Корпоративный быт привил, кроме того, привычку к более сомкнутому товариществу, при котором нельзя сторониться друг друга. Суть этого единения была слишком уже пуста, сводилась к кутежу и "шалдашничанью" (то есть ничегонеделанью), но идея солидарности все-таки держалась.
Меня лично такая совместная жизнь не могла удовлетворять. Превратись я в настоящего "бурша", я бы смотрел на это как на сильный шаг назад, на падение своего "я". Для меня в тот момент предмет пылкого культа были точное знание вообще и "наука наук" -- химия. А у них на попойках слово "Gelehrter", ученый, было шутливо-оскорбительным прозвищем, за которое вызывали на пивную дуэль. Это называлось на ужасном немецко-русском жаргоне "закатить гелертера". Если вдуматься, то такое отношение к учености, к культу науки совсем не так глупо и пошло.
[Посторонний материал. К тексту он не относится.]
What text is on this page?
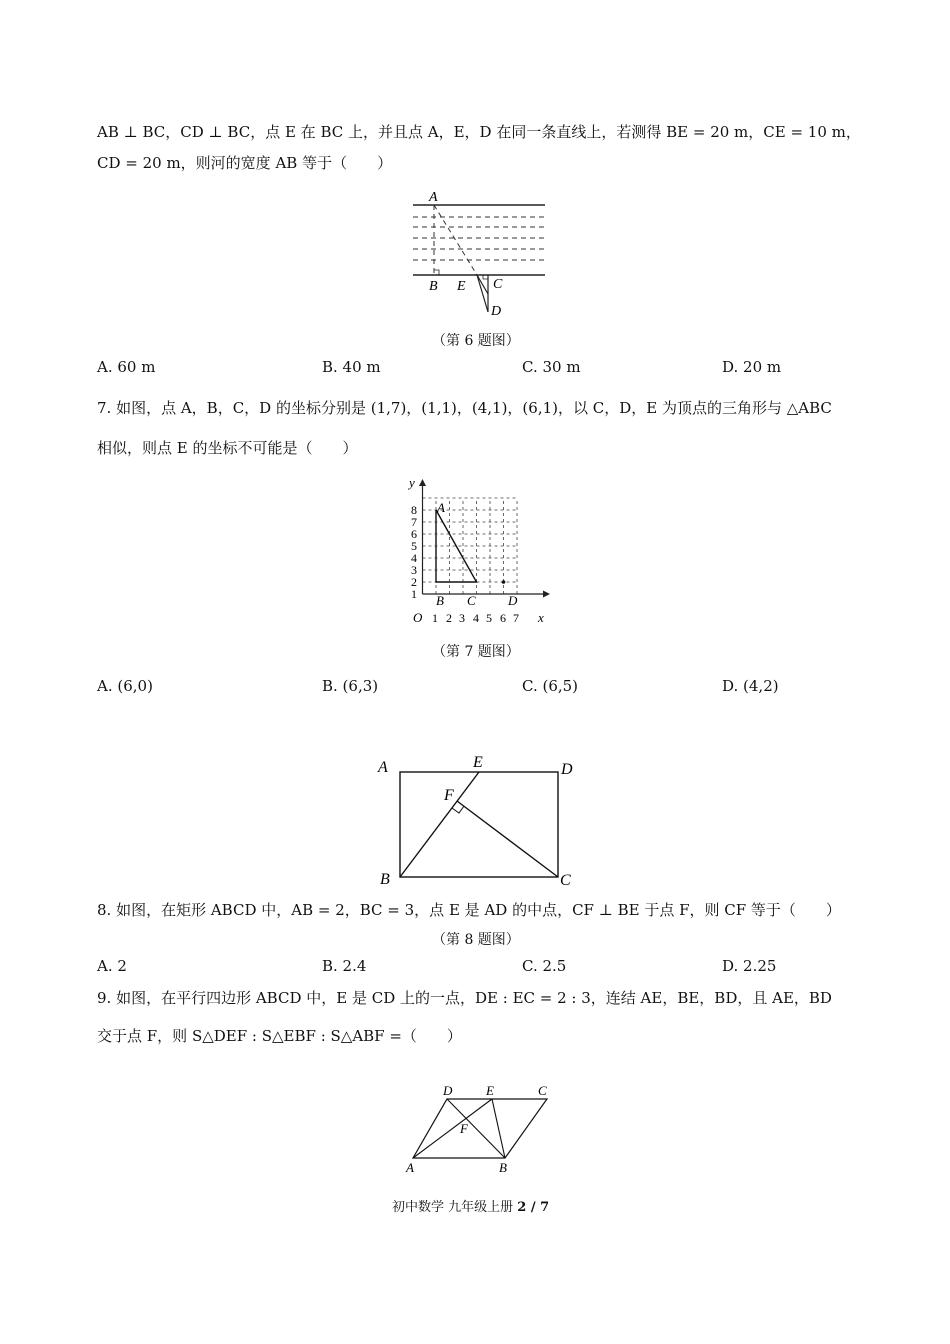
AB ⊥ BC，CD ⊥ BC，点 E 在 BC 上，并且点 A，E，D 在同一条直线上，若测得 BE = 20 m，CE = 10 m，
CD = 20 m，则河的宽度 AB 等于（　　）
A
B E C
D
（第 6 题图）
A. 60 m	B. 40 m	C. 30 m	D. 20 m
7. 如图，点 A，B，C，D 的坐标分别是 (1,7)，(1,1)，(4,1)，(6,1)，以 C，D，E 为顶点的三角形与 △ABC
相似，则点 E 的坐标不可能是（　　）
y
x
O
1
2
3
4
5
6
7
8
1 2 3 4 5 6 7
A
B C D
（第 7 题图）
A. (6,0)	B. (6,3)	C. (6,5)	D. (4,2)
A	E	D
F
B	C
8. 如图，在矩形 ABCD 中，AB = 2，BC = 3，点 E 是 AD 的中点，CF ⊥ BE 于点 F，则 CF 等于（　　）
（第 8 题图）
A. 2	B. 2.4	C. 2.5	D. 2.25
9. 如图，在平行四边形 ABCD 中，E 是 CD 上的一点，DE : EC = 2 : 3，连结 AE，BE，BD，且 AE，BD
交于点 F，则 S△DEF : S△EBF : S△ABF =（　　）
D	E	C
F
A	B
初中数学 九年级上册 2 / 7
Под этим сидит такой ряд афоризмов: "В юности не напускай на себя излишней серьезности; лови момент, пой и смейся; учись, если желаешь; но на товарищеской пирушке не кичись своей ученостью, а то получишь нахлобучку".
Никто из буршей не возмущался тем, что явившийся из Казани студент хочет изучать химию у Карла Шмидта; но если он желал быть сразу persona qrata, он, поступив "фуксом" в корпорацию, должен был проделывать их род жизни, то есть пить и поить других, петь вакхические песни и предаваться болтовне, которая вся вертелась около такого буршикозного прожигания жизни.